Soaring oil prices, explosion of gas and electricity prices, sharp inflation rise in Europe, disappointing job creation in the United States, worrying government debt levels…
Despite an agreement reached across the Atlantic at the end of last week to raise the debt ceiling until December , and thus avoid a default by the world’s largest economy, the news is hardly reassuring for investors.
The spectrum to an energy crisis to come, with difficult to predict economic and social consequences, accentuates the nervousness of financial operators a little more every day. Especially since it represents a serious threat on the current economic recovery, currently real, but still and always conditioned to the unpredictable evolution of the health situation.
Should we fear a major stock market correction in the coming weeks?
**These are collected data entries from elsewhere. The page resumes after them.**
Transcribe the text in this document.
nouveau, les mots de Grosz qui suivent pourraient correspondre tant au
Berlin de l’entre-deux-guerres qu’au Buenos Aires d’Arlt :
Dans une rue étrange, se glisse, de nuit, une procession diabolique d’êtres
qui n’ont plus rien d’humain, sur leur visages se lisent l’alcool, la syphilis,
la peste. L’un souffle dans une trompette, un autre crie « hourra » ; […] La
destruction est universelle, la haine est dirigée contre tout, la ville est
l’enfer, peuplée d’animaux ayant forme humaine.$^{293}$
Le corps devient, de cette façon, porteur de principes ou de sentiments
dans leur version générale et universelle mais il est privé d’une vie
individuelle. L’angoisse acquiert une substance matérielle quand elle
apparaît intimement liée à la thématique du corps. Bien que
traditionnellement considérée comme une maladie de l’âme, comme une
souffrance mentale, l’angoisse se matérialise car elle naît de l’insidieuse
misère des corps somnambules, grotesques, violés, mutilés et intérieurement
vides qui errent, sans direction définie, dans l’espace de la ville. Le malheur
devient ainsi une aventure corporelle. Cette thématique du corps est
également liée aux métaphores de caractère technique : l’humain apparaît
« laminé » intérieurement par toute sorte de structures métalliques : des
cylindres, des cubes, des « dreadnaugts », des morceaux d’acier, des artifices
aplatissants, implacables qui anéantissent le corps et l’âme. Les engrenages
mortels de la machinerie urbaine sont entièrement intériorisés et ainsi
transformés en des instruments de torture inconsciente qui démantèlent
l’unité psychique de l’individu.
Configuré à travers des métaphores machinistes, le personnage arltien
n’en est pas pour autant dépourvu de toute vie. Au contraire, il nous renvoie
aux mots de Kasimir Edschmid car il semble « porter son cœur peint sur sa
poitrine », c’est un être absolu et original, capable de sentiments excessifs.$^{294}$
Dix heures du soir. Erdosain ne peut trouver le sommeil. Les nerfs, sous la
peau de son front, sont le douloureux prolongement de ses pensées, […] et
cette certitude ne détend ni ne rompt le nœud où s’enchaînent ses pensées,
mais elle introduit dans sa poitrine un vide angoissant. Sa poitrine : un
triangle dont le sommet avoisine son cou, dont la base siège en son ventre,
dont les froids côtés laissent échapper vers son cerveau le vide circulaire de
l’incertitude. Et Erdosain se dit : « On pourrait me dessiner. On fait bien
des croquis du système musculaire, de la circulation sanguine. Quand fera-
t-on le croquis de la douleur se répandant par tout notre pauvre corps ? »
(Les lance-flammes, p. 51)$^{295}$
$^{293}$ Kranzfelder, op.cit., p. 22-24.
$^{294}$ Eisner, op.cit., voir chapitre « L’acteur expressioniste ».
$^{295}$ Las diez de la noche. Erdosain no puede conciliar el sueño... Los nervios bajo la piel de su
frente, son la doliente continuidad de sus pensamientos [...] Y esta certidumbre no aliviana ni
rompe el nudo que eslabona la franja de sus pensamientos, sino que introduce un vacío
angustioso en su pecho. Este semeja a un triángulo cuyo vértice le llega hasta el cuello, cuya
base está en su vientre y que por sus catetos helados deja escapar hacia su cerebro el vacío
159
Obviously, it is impossible to give a precise answer to this question. But last Friday the Bank of England (BOE) did not rule out this dark scenario. In many markets, the value of assets seems high compared to their historical level, underlined the BOE in its quarterly report on financial stability, and "could drop sharply if, for example, investors revise their forecasts of growth, inflation and interest rates ”. The BOE thus warns that there are "signs of loosening lending standards, heightened risks at some investment banks." Which "could affect UK financial stability, directly through the banks and indirectly with losses spilling over to other parts of the economy." The Bank of England reminds us: risky markets have been supported by the flow of liquidity released by central banks around the world, which is supporting economies recovering from the shock of Covid-19. "With the economic recovery and the end of government support, business bankruptcies are expected to increase (and leave) their currently historically low level," the BOE further warns.
A paradoxical situation
In short, there are many uncertainties and the horizon is tight ... The overvaluation of the stock markets is in large part due to accommodative monetary policy and the injection of massive liquidity into the economy by central banks. They know this very well and it is therefore quite paradoxical to see them today drawing attention to the risks of correction. These central banks are now, in reality, held hostage by their own policies. It's like a pyromaniac calling attention to the dangers of ... fire. This situation leaves one in doubt.
But then what about the risk of correction?
Econopolis doesn't really believe we should fear a large-scale crash this fall, or even this winter. As long as the central banks continue this accommodative policy - which could be the case for several more quarters, even several years - the corrections will be only very limited, in time and in their magnitude. Look at what happened in September: the markets fell 3%, which sounds like a lot but actually doesn't mean much in the long run. Every small correction will encourage central banks to continue in the same direction. So a big market correction doesn't seem possible to us, at least not as long as there is such an injection of liquidity into the global economy. The evidence is a current lag between the development of inflation that is gaining ground - consumer prices soared by 3.4% in September and stable interest rates on an annual basis in the euro zone , with central banks buying government bonds on a massive scale. A totally different situation from the 90s and out of step with ... economic logic.